My mother squeezed my shoulder and nodded.
“No restraints,” I added. “She doesn’t like them.”
She’d been restrained enough. Abandoned as a child, she was repeatedly tied to a bed in an asylum for insane colored children, until the warden took her home to assist his wife with chores. Afraid she’d be institutionalized indefinitely, she ran away. Left unvaccinated, she contracted diphtheria at age 12. She married a man 6 years her senior who’d also been abandoned. At 15, she gave birth to the first of seven children. To get her family public housing, she had to oust her husband. She was assaulted in the stairwell by a neighbor. She worked two jobs to escape a notorious housing project. She finally became a homeowner, but at what cost?
The nurse listened, setting aside the prescribed intake process. I was grateful that in this final hour, she wanted to examine the details of my mémère’s health, to unpack her pain.
Was this moment the liberating, comprehensive health care experience my grandmother had long awaited? During the Covid-19 pandemic, as many Americans have been awakened to implicit biases in health care, the ramifications of social injustice for the value of Black lives, and the shared disparities in outcome whether one is shackled to an underresourced safety-net hospital or a dehumanizing justice system, I’ve been reminded of Gustavo Gutierrez’s liberation theology and the public health applications of its approaches to achieving social justice. Embracing a preferential health care option for society’s most vulnerable would acknowledge that health care is a human right demanding equity and justice. But there is no liberation in health care for the poor, just symptom containment.
The health care system saw Mémère as a collection of patient identifiers — medical record number, date of birth, last-name-first-initial. They butchered the spelling and pronunciation of her Louisiana French-Creole surname. They accused her of poor understanding when she didn’t respond. Ironically, she accused them of the same. Overworked and overburdened, they were dismissive of her person, reducing her to a list of conditions — hypertension, high cholesterol, prediabetes.
In that moment of reflection, I recalled the chants in homage to Sandra Bland, “Say her name. Say her name.”
“She likes being called Rosie,” I said. The nurse smiled politely.
The years had taken their toll. Mémère was poor, Black, undereducated, and now unkempt. She had been encouraged to quit smoking but offered no treatment options. Smoking-cessation drugs were not covered by her health plan. “My nerves are bad,” she would say; “I can’t just quit.”
So she puffed her problems away.
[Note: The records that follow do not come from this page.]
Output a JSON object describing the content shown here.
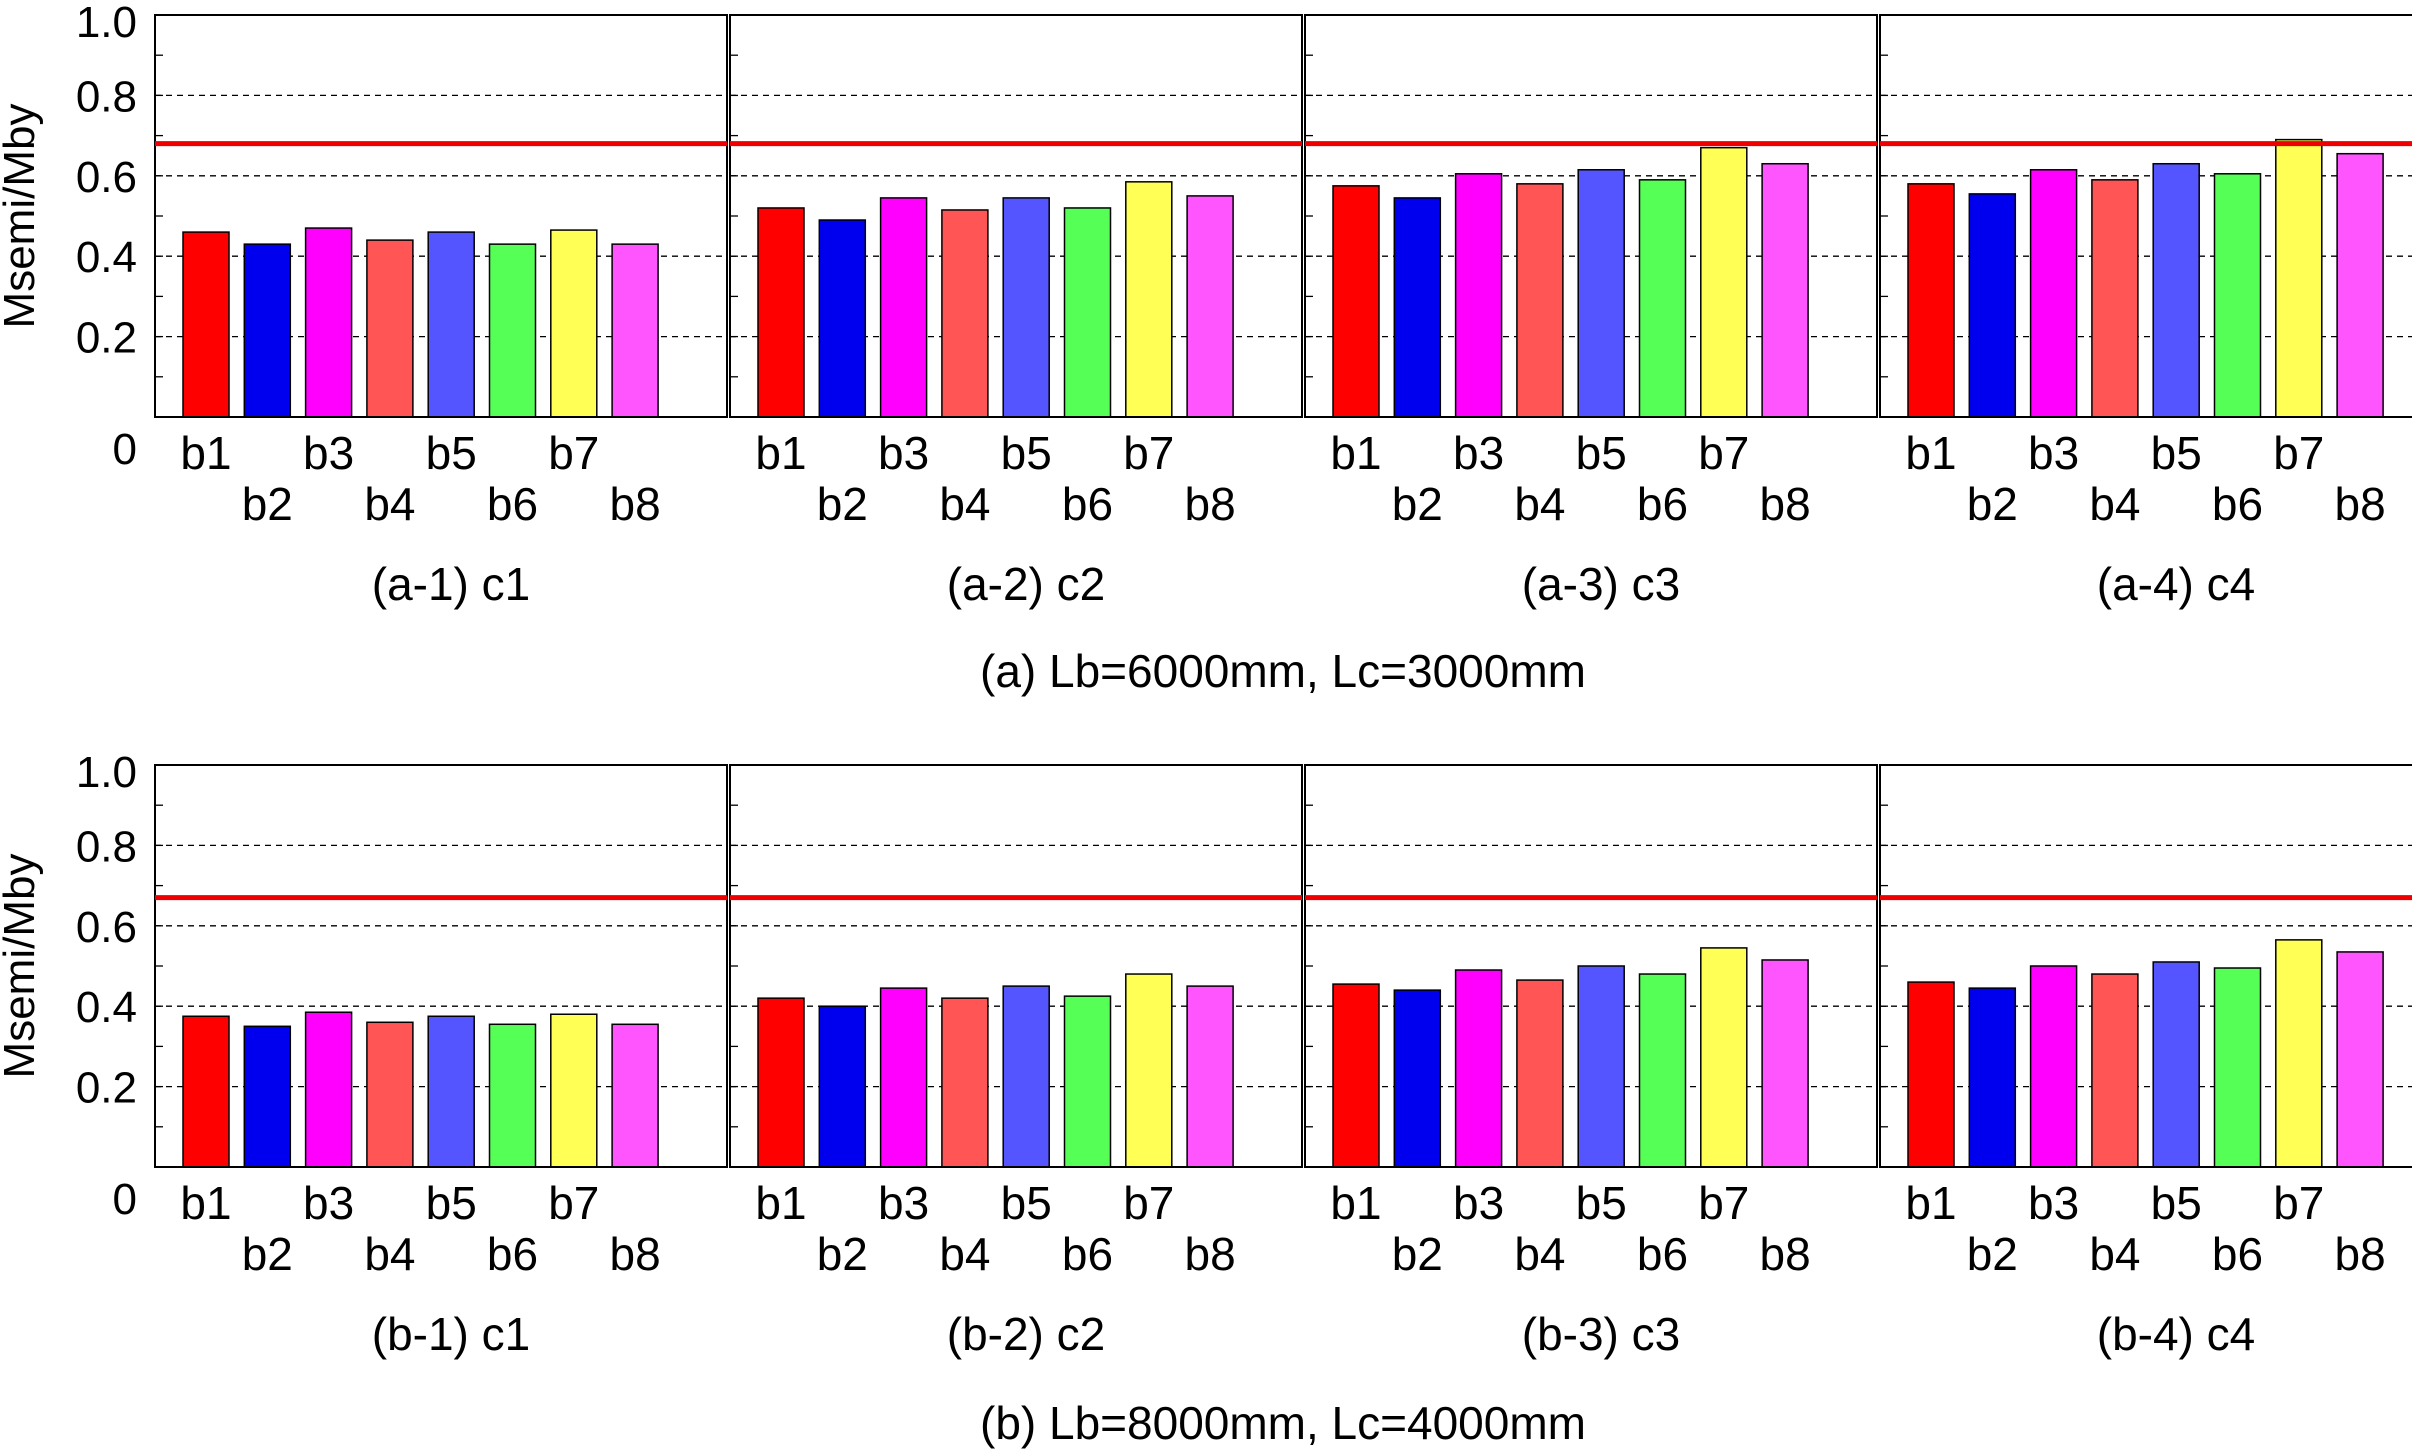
{
  "figure": {
    "group_captions": [
      "(a) Lb=6000mm, Lc=3000mm",
      "(b) Lb=8000mm, Lc=4000mm"
    ]
  },
  "chart_data": [
    {
      "type": "bar",
      "group": "a",
      "title": "(a-1) c1",
      "ylabel": "Msemi/Mby",
      "ylim": [
        0,
        1.0
      ],
      "yticks": [
        "0",
        "0.2",
        "0.4",
        "0.6",
        "0.8",
        "1.0"
      ],
      "grid": "horizontal-dashed",
      "categories": [
        "b1",
        "b2",
        "b3",
        "b4",
        "b5",
        "b6",
        "b7",
        "b8"
      ],
      "values": [
        0.46,
        0.43,
        0.47,
        0.44,
        0.46,
        0.43,
        0.465,
        0.43
      ],
      "reference_line": 0.68
    },
    {
      "type": "bar",
      "group": "a",
      "title": "(a-2) c2",
      "ylabel": "",
      "ylim": [
        0,
        1.0
      ],
      "yticks": [],
      "grid": "horizontal-dashed",
      "categories": [
        "b1",
        "b2",
        "b3",
        "b4",
        "b5",
        "b6",
        "b7",
        "b8"
      ],
      "values": [
        0.52,
        0.49,
        0.545,
        0.515,
        0.545,
        0.52,
        0.585,
        0.55
      ],
      "reference_line": 0.68
    },
    {
      "type": "bar",
      "group": "a",
      "title": "(a-3) c3",
      "ylabel": "",
      "ylim": [
        0,
        1.0
      ],
      "yticks": [],
      "grid": "horizontal-dashed",
      "categories": [
        "b1",
        "b2",
        "b3",
        "b4",
        "b5",
        "b6",
        "b7",
        "b8"
      ],
      "values": [
        0.575,
        0.545,
        0.605,
        0.58,
        0.615,
        0.59,
        0.67,
        0.63
      ],
      "reference_line": 0.68
    },
    {
      "type": "bar",
      "group": "a",
      "title": "(a-4) c4",
      "ylabel": "",
      "ylim": [
        0,
        1.0
      ],
      "yticks": [],
      "grid": "horizontal-dashed",
      "categories": [
        "b1",
        "b2",
        "b3",
        "b4",
        "b5",
        "b6",
        "b7",
        "b8"
      ],
      "values": [
        0.58,
        0.555,
        0.615,
        0.59,
        0.63,
        0.605,
        0.69,
        0.655
      ],
      "reference_line": 0.68
    },
    {
      "type": "bar",
      "group": "b",
      "title": "(b-1) c1",
      "ylabel": "Msemi/Mby",
      "ylim": [
        0,
        1.0
      ],
      "yticks": [
        "0",
        "0.2",
        "0.4",
        "0.6",
        "0.8",
        "1.0"
      ],
      "grid": "horizontal-dashed",
      "categories": [
        "b1",
        "b2",
        "b3",
        "b4",
        "b5",
        "b6",
        "b7",
        "b8"
      ],
      "values": [
        0.375,
        0.35,
        0.385,
        0.36,
        0.375,
        0.355,
        0.38,
        0.355
      ],
      "reference_line": 0.67
    },
    {
      "type": "bar",
      "group": "b",
      "title": "(b-2) c2",
      "ylabel": "",
      "ylim": [
        0,
        1.0
      ],
      "yticks": [],
      "grid": "horizontal-dashed",
      "categories": [
        "b1",
        "b2",
        "b3",
        "b4",
        "b5",
        "b6",
        "b7",
        "b8"
      ],
      "values": [
        0.42,
        0.4,
        0.445,
        0.42,
        0.45,
        0.425,
        0.48,
        0.45
      ],
      "reference_line": 0.67
    },
    {
      "type": "bar",
      "group": "b",
      "title": "(b-3) c3",
      "ylabel": "",
      "ylim": [
        0,
        1.0
      ],
      "yticks": [],
      "grid": "horizontal-dashed",
      "categories": [
        "b1",
        "b2",
        "b3",
        "b4",
        "b5",
        "b6",
        "b7",
        "b8"
      ],
      "values": [
        0.455,
        0.44,
        0.49,
        0.465,
        0.5,
        0.48,
        0.545,
        0.515
      ],
      "reference_line": 0.67
    },
    {
      "type": "bar",
      "group": "b",
      "title": "(b-4) c4",
      "ylabel": "",
      "ylim": [
        0,
        1.0
      ],
      "yticks": [],
      "grid": "horizontal-dashed",
      "categories": [
        "b1",
        "b2",
        "b3",
        "b4",
        "b5",
        "b6",
        "b7",
        "b8"
      ],
      "values": [
        0.46,
        0.445,
        0.5,
        0.48,
        0.51,
        0.495,
        0.565,
        0.535
      ],
      "reference_line": 0.67
    }
  ],
  "colors": {
    "bars": [
      "#ff0000",
      "#0000ee",
      "#ff00ff",
      "#ff5555",
      "#5555ff",
      "#55ff55",
      "#ffff55",
      "#ff55ff"
    ],
    "reference_line": "#ee0000",
    "grid": "#000000"
  }
}
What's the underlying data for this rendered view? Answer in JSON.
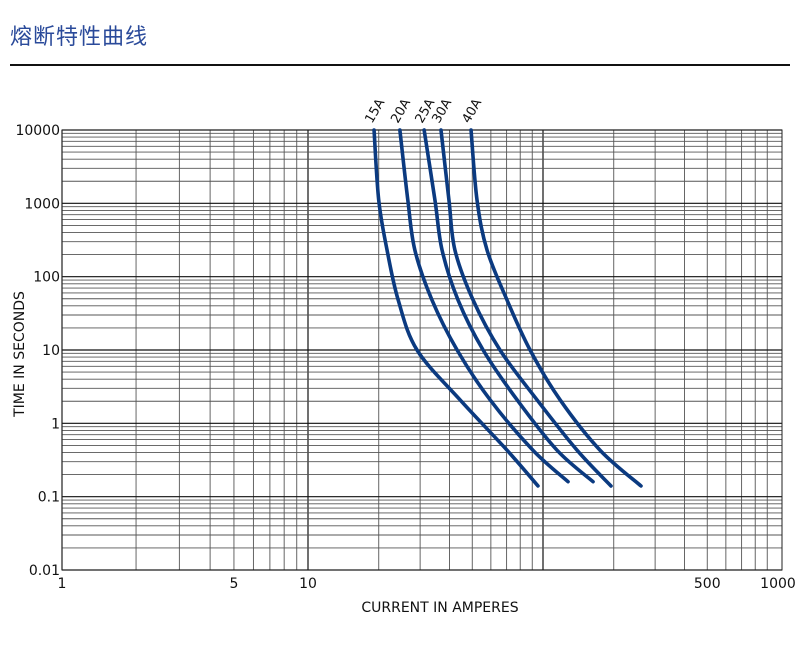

Clinical depression; the loss of two sons to gun violence; the loss of grandkids to the penal system; the loss of her partially paralyzed husband to “John Henryism” (the psychosocially influenced workaholic coping strategy that results in poor health in Black men); the loss of sleep from guarding the door.
She would wait for me at the bus stop after school. My private school uniform made me a target on public transportation, and one day I was robbed. I emerged from the bus crying, but she didn’t care that my money was stolen — she rushed over to check whether my body had been violated.
For years, the health care system swiped her copays and neglected her being. She thought she was unscathed, but she had been violated — picked clean for profits rather than protected.
In reality, she was not prediabetic: she drank coffee before the fasting glucose test. She didn’t have uncontrolled hypertension: afraid of soiling herself on public transportation, she didn’t take her diuretic before appointments. She worked until her body failed at age 82. After 6 months of weight loss and 4 months of delayed tests, she was diagnosed with metastatic lung cancer in the emergency department. It took terminal cancer to get social work and case management involved. For years, health care had contributed to, rather than healed, her suffering. Yet she never missed an appointment.
Tragically, protests and policy measures won’t be effective until there is first a change in praxis. For America to be truly free, there must be liberation for our most vulnerable and recognition of their humanity — even in medicine.